The Future of ASHRAE Standard 241: The Role of the Public Health Community

Georgia Lagoudas

Brown University School of Public Health, United States of America

ASHRAE Standard 241, Control of Infectious Aerosols, was published in 2023 as a response to the COVID pandemic and in recognition of the important role that buildings play in disease transmission. Increasingly, leaders, building experts, and public health officials have come to appreciate that buildings present an opportunity to mitigate disease transmission and make occupants safer and healthier. ASHRAE 241 was a major step forward and is the first code-enforceable indoor air quality standard designed to reduce disease risk. The standard establishes minimum requirements for control of infectious aerosols and was developed by an unprecedented team of interdisciplinary experts, including experts from public health and medical fields.

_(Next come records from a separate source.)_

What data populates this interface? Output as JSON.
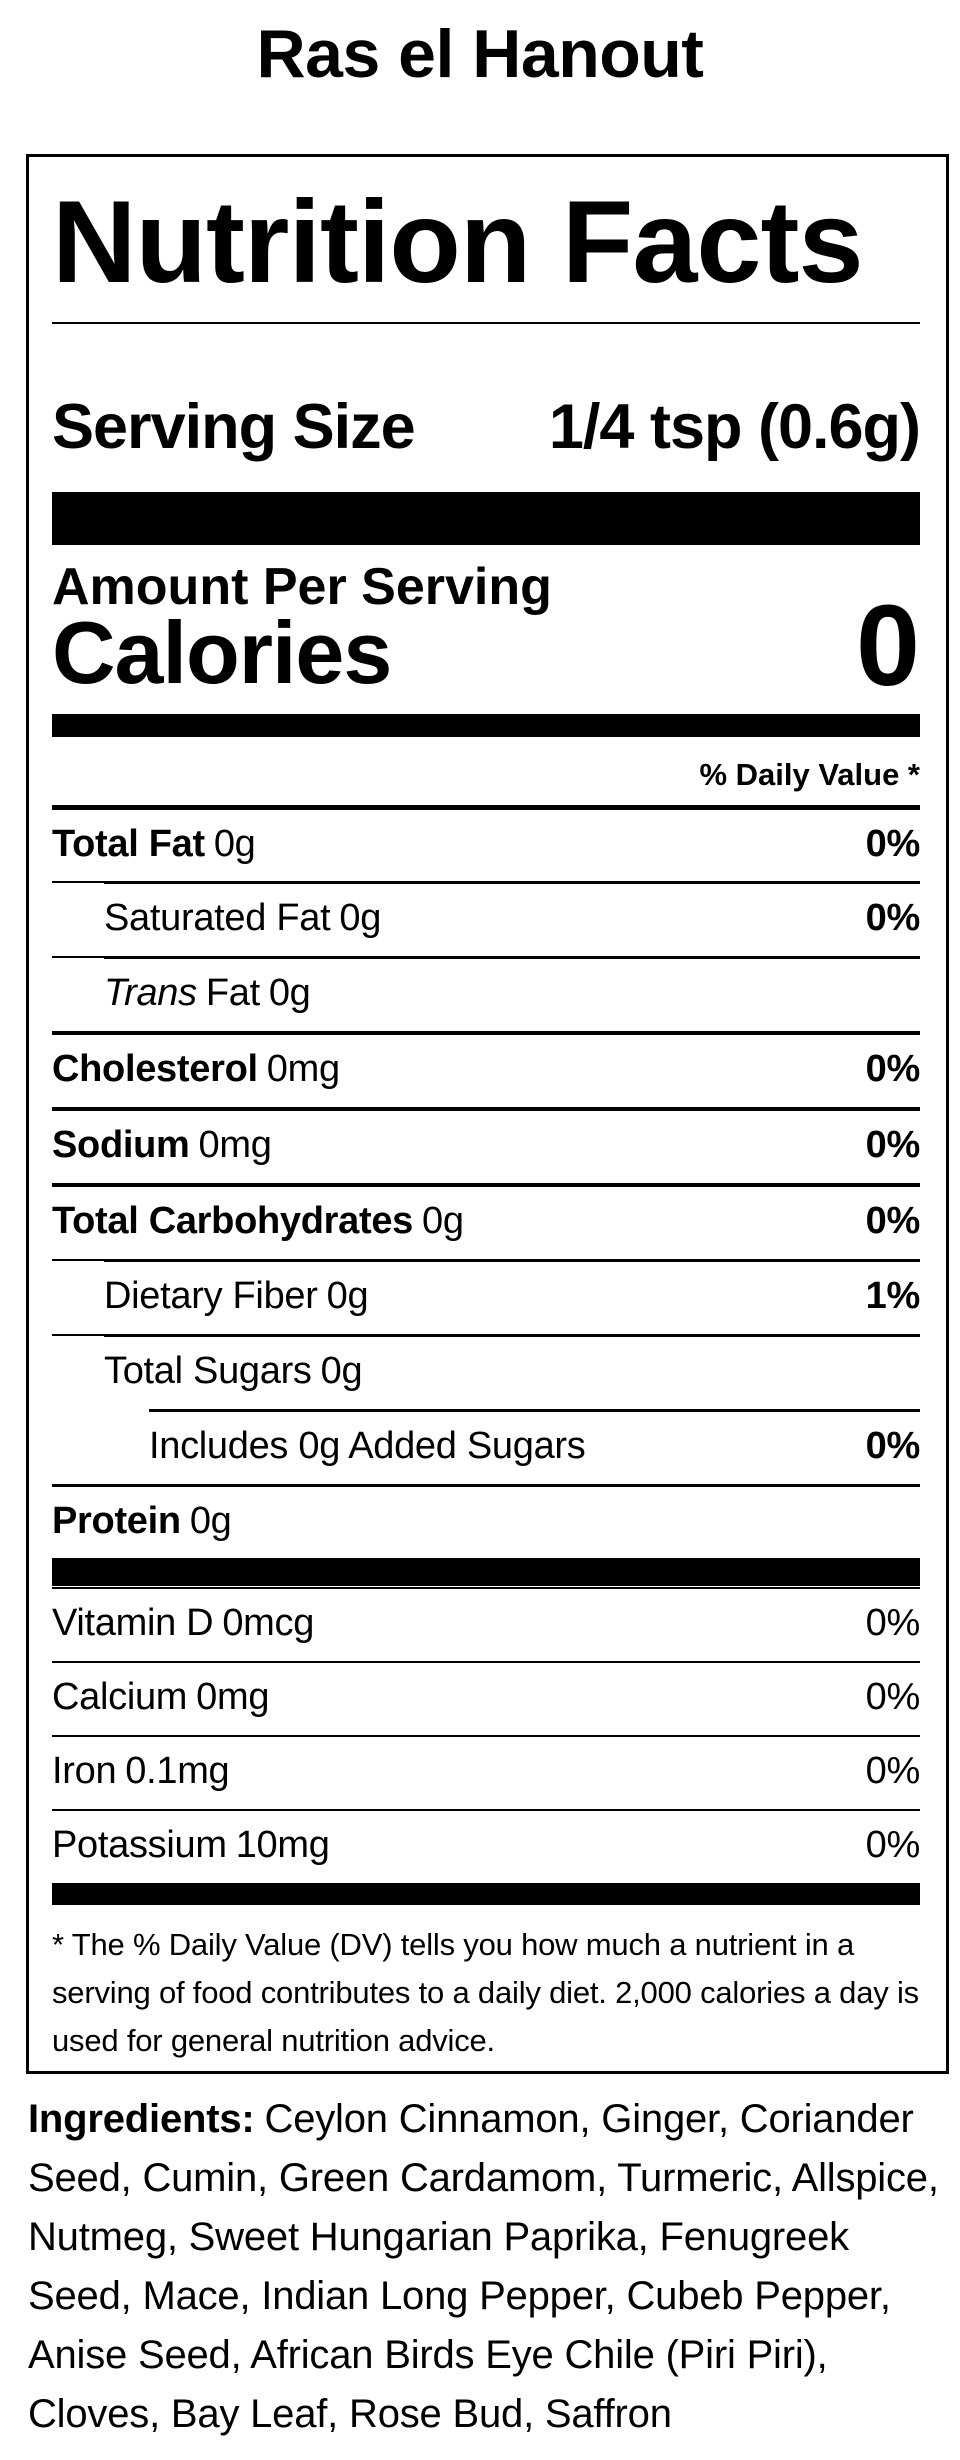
{
  "page": {
    "background": "#ffffff",
    "text_color": "#000000",
    "title": "Ras el Hanout"
  },
  "label": {
    "heading": "Nutrition Facts",
    "serving": {
      "label": "Serving Size",
      "value": "1/4 tsp (0.6g)"
    },
    "amount_per_serving": "Amount Per Serving",
    "calories": {
      "label": "Calories",
      "value": "0"
    },
    "daily_value_header": "% Daily Value *",
    "rows": [
      {
        "name": "Total Fat",
        "amount": "0g",
        "dv": "0%"
      },
      {
        "name": "Saturated Fat",
        "amount": "0g",
        "dv": "0%"
      },
      {
        "name_italic": "Trans",
        "name": "Fat",
        "amount": "0g",
        "dv": ""
      },
      {
        "name": "Cholesterol",
        "amount": "0mg",
        "dv": "0%"
      },
      {
        "name": "Sodium",
        "amount": "0mg",
        "dv": "0%"
      },
      {
        "name": "Total Carbohydrates",
        "amount": "0g",
        "dv": "0%"
      },
      {
        "name": "Dietary Fiber",
        "amount": "0g",
        "dv": "1%"
      },
      {
        "name": "Total Sugars",
        "amount": "0g",
        "dv": ""
      },
      {
        "name": "Includes 0g Added Sugars",
        "amount": "",
        "dv": "0%"
      },
      {
        "name": "Protein",
        "amount": "0g",
        "dv": ""
      }
    ],
    "vitamins": [
      {
        "name": "Vitamin D",
        "amount": "0mcg",
        "dv": "0%"
      },
      {
        "name": "Calcium",
        "amount": "0mg",
        "dv": "0%"
      },
      {
        "name": "Iron",
        "amount": "0.1mg",
        "dv": "0%"
      },
      {
        "name": "Potassium",
        "amount": "10mg",
        "dv": "0%"
      }
    ],
    "footnote": "* The % Daily Value (DV) tells you how much a nutrient in a serving of food contributes to a daily diet. 2,000 calories a day is used for general nutrition advice."
  },
  "ingredients": {
    "label": "Ingredients:",
    "text": "Ceylon Cinnamon, Ginger, Coriander Seed, Cumin, Green Cardamom, Turmeric, Allspice, Nutmeg, Sweet Hungarian Paprika, Fenugreek Seed, Mace, Indian Long Pepper, Cubeb Pepper, Anise Seed, African Birds Eye Chile (Piri Piri), Cloves, Bay Leaf, Rose Bud, Saffron"
  }
}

This standard is an innovative new tool in the public health toolkit, as it an operational standard with an “infection risk management mode” (IRMM), which can be activated as determined by public health officials. What is the role of the public health community in utilizing this new standard or shaping public health practice to include building ventilation? In this work, we outline a framework for implementing standard 241 and its role in the public health toolkit, especially during periods of high respiratory disease. From the Brown University School of Public Health, we will convene public health officials, epidemiologists, physicians, and others to develop an implementation framework. We outline when and how public health officials might use a tool like standard 241 and what data can trigger IRMM (such as emergency department visits or wastewater surveillance). Health-based indoor air quality standards have an important role to play in improving our health, and an important first step is forging connections between engineers and public health officials.